仕事といっても出稼ぎでも野良しごとでもない。俺の仕事は・・・
戦場の掃除だ。
スパイの始末。面倒な逆賊予備軍の暗殺。国にはすべて流れ弾の所為ということで報告される。
つまり俺もまた流れ弾ということだ。
避けられるだけ避けたが、返り血が付いてしまった。どっかで引っ掛けたのだろう。風呂を借りてから帰りたいが、流石に他人んちで血の付いた服を洗うのは如何なものか。

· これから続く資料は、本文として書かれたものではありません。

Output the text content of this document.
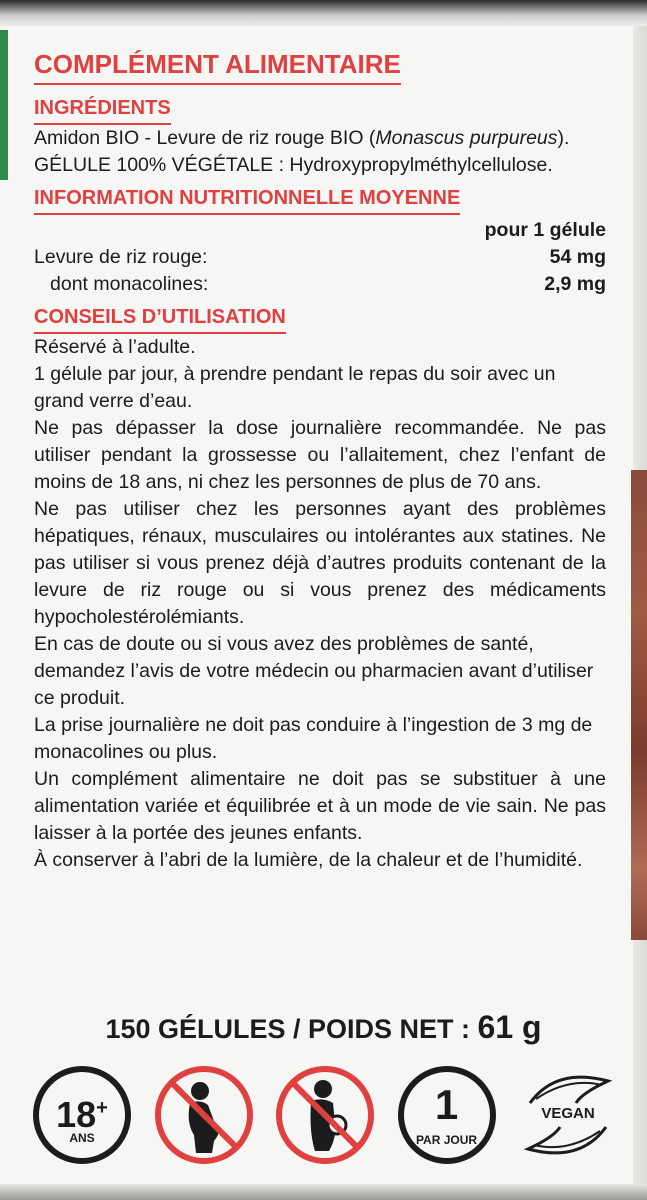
COMPLÉMENT ALIMENTAIRE
INGRÉDIENTS

Amidon BIO - Levure de riz rouge BIO (Monascus purpureus). GÉLULE 100% VÉGÉTALE : Hydroxypropylméthylcellulose.

INFORMATION NUTRITIONNELLE MOYENNE
pour 1 gélule
Levure de riz rouge:	54 mg
dont monacolines:	2,9 mg
CONSEILS D’UTILISATION

Réservé à l’adulte.

1 gélule par jour, à prendre pendant le repas du soir avec un grand verre d’eau.

Ne pas dépasser la dose journalière recommandée. Ne pas utiliser pendant la grossesse ou l’allaitement, chez l’enfant de moins de 18 ans, ni chez les personnes de plus de 70 ans.

Ne pas utiliser chez les personnes ayant des problèmes hépatiques, rénaux, musculaires ou intolérantes aux statines. Ne pas utiliser si vous prenez déjà d’autres produits contenant de la levure de riz rouge ou si vous prenez des médicaments hypocholestérolémiants.

En cas de doute ou si vous avez des problèmes de santé, demandez l’avis de votre médecin ou pharmacien avant d’utiliser ce produit.

La prise journalière ne doit pas conduire à l’ingestion de 3 mg de monacolines ou plus.

Un complément alimentaire ne doit pas se substituer à une alimentation variée et équilibrée et à un mode de vie sain. Ne pas laisser à la portée des jeunes enfants.

À conserver à l’abri de la lumière, de la chaleur et de l’humidité.

150 GÉLULES / POIDS NET : 61 g
18+
ANS
1
PAR JOUR
VEGAN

・・・同居人が嫌がるんだがな。しょうがない、裏の森で水浴びをしておこう。
『あー、生き返るー。』
仕事のあとのシャワーは最高だな。水は冷たいが、火照った体を癒してくれる。戦いの熱なんざ、さっさとおさらばするに限る。戦闘依存にはなりたくない。
『・・・いや、もう手遅れか・・・・』
『ただいま。』
「っ・・・また裏の森で体を洗ってきたんですね。そしてまたあの仕事を請けてきたんでしょう?」
『悪魔の君が血を厭うとはね。料理が出来ないのもその所為か?』
「・・・思い出すんですよ。ファウストの最期を。どうして彼があんなに満足とした顔をしていたのか・・・・己には理解らない。」
『それはきっと理解できるような類のものではないのさ。死者のみぞ知る、って奴だ。』
さて、何事も無かったかのようにお料理を始めますよ!
今日はポトフを作りたいと思います。
お肉はテールですよ。
豚さんのだったかな、牛さんのだったかな?
・・・豚さんのにしちゃでっかいな。牛さんのだな。
スペアリブもいいんだけどね。どちらもよく煮込まないと硬くて歯が立たないよ。
野菜はご近所さんからのおすそ分け。
ジャガイモはもちろん、人参、玉葱・・・大体カレーとおんなじだよ。
まずお肉をなべで焼き、なべに敷く油はバターにします。
お肉に焼き色が付いたら野菜を入れて炒めます。
もちろん全部あらかじめ一口大に切っておくよ!我が家では大体の食材が既に細かく切り刻まれて冷安室に入れてあるよ!
因みにメフィストは台所と冷安室には寄り付かないよ・・・
焼いたあとは水を足してひたすら煮るだけだよ!
味付けは塩コショウで香り付けに香草を散らします。
ベイリーフちゃんがおすすめだ。
『出来たぞー!』
「よく料理なんて出来ますね。」
『人を過去形にする作業をしてから?すまないと思うなら、きちんと食べなきゃダメだろ。”いただきます”』
「・・・イタダキマス。」
彼はいつも俺を真似て手を合わせ、イタダキマス、と言う。
食べたあとはゴチソウサマデシタ。
この言葉の意味を彼が知るのはもっともっと後の話。
あとがき
既視感バリバリのお話ですが、これでも一寸ずつ変えてるんですよ?
これは私の勝手な推測なのですが、メフィストはファウストが最期何を美しいと思い、何を願ったのか、本当はよくわかっていなかったのでしょう。
分かっていたら瑠璃に助けられるなんてことにはならなかったでしょう。
まあ、理解するものではなく、感じるものだったとかいうオチかもしれませんが。
※メフィストが時たま片言なのは仕様です。